(221 days)
The MRII Cranial Drill and accessories is intended to provide access through the skull for ventriculostomy or other neurological procedures, such as biopsy or catheter placement, in or near an MR scanner of 3T maximum field strength. The MRII Cranial Drill and accessories are intended to be used only when the scanner is not performing a scan. The MRII Cranial Drill is intended for single use only.
The MRII Cranial Drill is a hand held manual drill with a 3:1 gear ration. It is in intended for use with the drill kit accessory kits consisting of a 2.0 or 3.2 mm drill bit, lancet, depth stop and ruler.
The provided 510(k) summary for the MRII Cranial Drill does not describe acceptance criteria or a study proving that the device meets specific performance criteria.
Instead, this submission focuses on demonstrating substantial equivalence to a predicate device, the Integra Hand Drill (K961113), primarily through a comparison of technological characteristics and bench testing.
Here's a breakdown of the requested information based on the provided text, highlighting what is present and what is conspicuously absent:
1. A table of acceptance criteria and the reported device performance
Not provided in the document. The submission states that "Testing to applicable standards has been completed with acceptable outcomes" and "Bench testing performed included design verification testing and comparison testing with the predicate Integra Hand Drill, with acceptable results." However, it does not explicitly list specific acceptance criteria (e.g., maximum deflection under load, specific torque requirements, material strength thresholds) or quantitative performance data against those criteria.
2. Sample size used for the test set and the data provenance (e.g. country of origin of the data, retrospective or prospective)
Not provided in the document. The submission mentions "Bench testing," but no details about sample size, test methodologies, or the provenance of any data (e.g., human or animal cadavers for drilling tests) are included.
3. Number of experts used to establish the ground truth for the test set and the qualifications of those experts (e.g. radiologist with 10 years of experience)
Not applicable/Not provided. This type of information is typically relevant for studies involving subjective human assessment (like image interpretation). For a mechanical device like a drill, "ground truth" would be established through objective physical measurements or functional tests, not expert consensus in the diagnostic sense. The document does not describe any such expert involvement.
4. Adjudication method (e.g. 2+1, 3+1, none) for the test set
Not applicable/Not provided. Adjudication methods are specific to studies involving multiple readers or assessors to resolve discrepancies, often in diagnostic imaging. This concept does not apply to the type of bench testing described for a manual cranial drill.
5. If a multi-reader multi-case (MRMC) comparative effectiveness study was done, If so, what was the effect size of how much human readers improve with AI vs without AI assistance
Not applicable. This section is entirely irrelevant to the MRII Cranial Drill, which is a manual surgical instrument and not an AI-powered diagnostic tool. No MRMC study was performed or described.

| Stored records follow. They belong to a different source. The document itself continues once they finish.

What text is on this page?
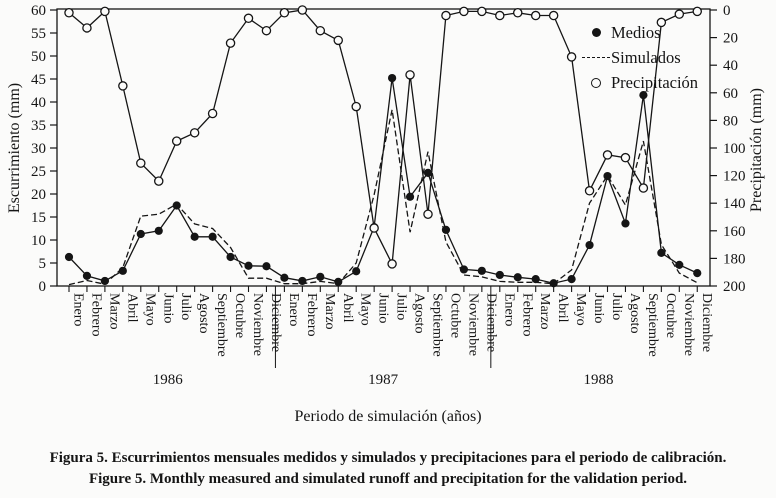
0
5
10
15
20
25
30
35
40
45
50
55
60	0
20
40
60
80
100
120
140
160
180
200
Enero Febrero Marzo Abril Mayo Junio Julio Agosto Septiembre Octubre Noviembre Diciembre Enero Febrero Marzo Abril Mayo Junio Julio Agosto Septiembre Octubre Noviembre Diciembre Enero Febrero Marzo Abril Mayo Junio Julio Agosto Septiembre Octubre Noviembre Diciembre
1986	1987	1988
Escurrimiento (mm)	Precipitación (mm)
Medios
Simulados
Precipitación
Periodo de simulación (años)
Figura 5. Escurrimientos mensuales medidos y simulados y precipitaciones para el periodo de calibración.
Figure 5. Monthly measured and simulated runoff and precipitation for the validation period.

6. If a standalone (i.e. algorithm only without human-in-the-loop performance) was done
Not applicable. This section is entirely irrelevant to the MRII Cranial Drill. As a manual surgical instrument, it does not possess an "algorithm" in the sense of AI or software-driven performance that would operate in a standalone manner.
7. The type of ground truth used (expert consensus, pathology, outcomes data, etc)
Not provided/Implied by "Bench Testing". For a mechanical device, "ground truth" would typically refer to objective measurements of physical properties, functional performance (e.g., drilling time, force required, material integrity post-drilling), and compliance with engineering specifications. The submission only states "Bench testing performed included design verification testing and comparison testing with the predicate Integra Hand Drill." It does not specify the exact parameters measured or how success was defined.
8. The sample size for the training set
Not applicable. This device is a manual cranial drill. It does not employ machine learning or AI, and therefore, there is no "training set."
9. How the ground truth for the training set was established
Not applicable. As there is no training set for this device, this question is not relevant.
In summary, the K122456 submission for the MRII Cranial Drill relies on demonstrating "substantial equivalence" to a predicate device through a comparison of technological characteristics and general statements about "bench testing" that yielded "acceptable results." It does not specify detailed acceptance criteria or present quantitative study data to prove the device meets pre-defined performance thresholds, which is common for 510(k) submissions for devices considered low-risk and similar to existing predicate devices.
§ 882.4300 Manual cranial drills, burrs, trephines, and their accessories
(a)
Identification. Manual cranial drills, burrs, trephines, and their accessories are bone cutting and drilling instruments that are used without a power source on a patient's skull.(b)
Classification. Class II (performance standards).